3 - "No caso do Metropolitano de Lisboa, a não aplicação dos resultados do inquérito à repartição das verbas dos títulos intermodais (vulgo, o “passe social”) conduzido em 2007 pelo IMTT, com o prévio acordo de todas as empresas, públicas e privadas, da Área Metropolitana de Lisboa, retira 12 milhões de euros anuais às receitas do ML. A incorrecta distribuição desta verba, beneficia directamente alguns operadores privados, mas também públicos, em claro detrimento do Metropolitano"



Interessante notar que o ponto 1, ao recordar a transposição da diretiva europeia que requer a realização de concursos públicos para a concessão das infra-estruturas e da prestação do serviço de transporte (página 9 do primeiro ficheiro), parece contradizer a decisão pré-tomada de privatizar a operação, uma vez que nenhuma lei ou diretiva impede que uma empresa pública concorra a tais concursos, a menos que, evidentemente, o governo "suicide" a empresa publica por decreto.

CONCLUSÃO:

Perante tudo isto, seria interessante convidar o senhor ministro para debater estes números e para viajar no metro, podendo fazer-se várias viagens com niveis de ocupação distintos, com 4, 5 e 6 pessoas em pé por m2 .
Estou certo que as discussões e as viagens seriam muito proveitosas, e que o senhor ministro verificaria que, para além do seu ministério, tambem no metropolitano existem funcionários e funcionárias super.

4 comentários:

  1. Esse número de 400% é tanga.

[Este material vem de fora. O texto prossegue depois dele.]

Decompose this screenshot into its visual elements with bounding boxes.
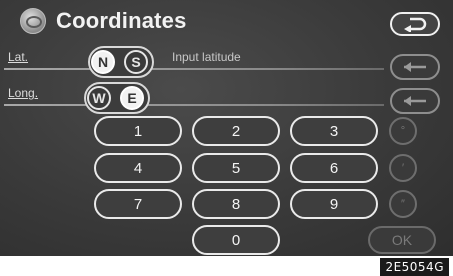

Eu posso modelar um ao m^3 que que dá uma oferta superior a procura em 1000% se forem pessoas baixas e magras.

    Como diz no artigo, tem que existir uma capacidade definida fixa por carruagem e partir daí sim calcular se a oferta é adequada a procura.

    Uma solução simples na minha opinião seria só circular com todas as carruagens entre ás 8h-12h, 17h-20h.
    Entre as 12h-17h julgo que 4 carruagens serão suficientes na linha amarela,azul e vermelha. Seria uma grande poupança.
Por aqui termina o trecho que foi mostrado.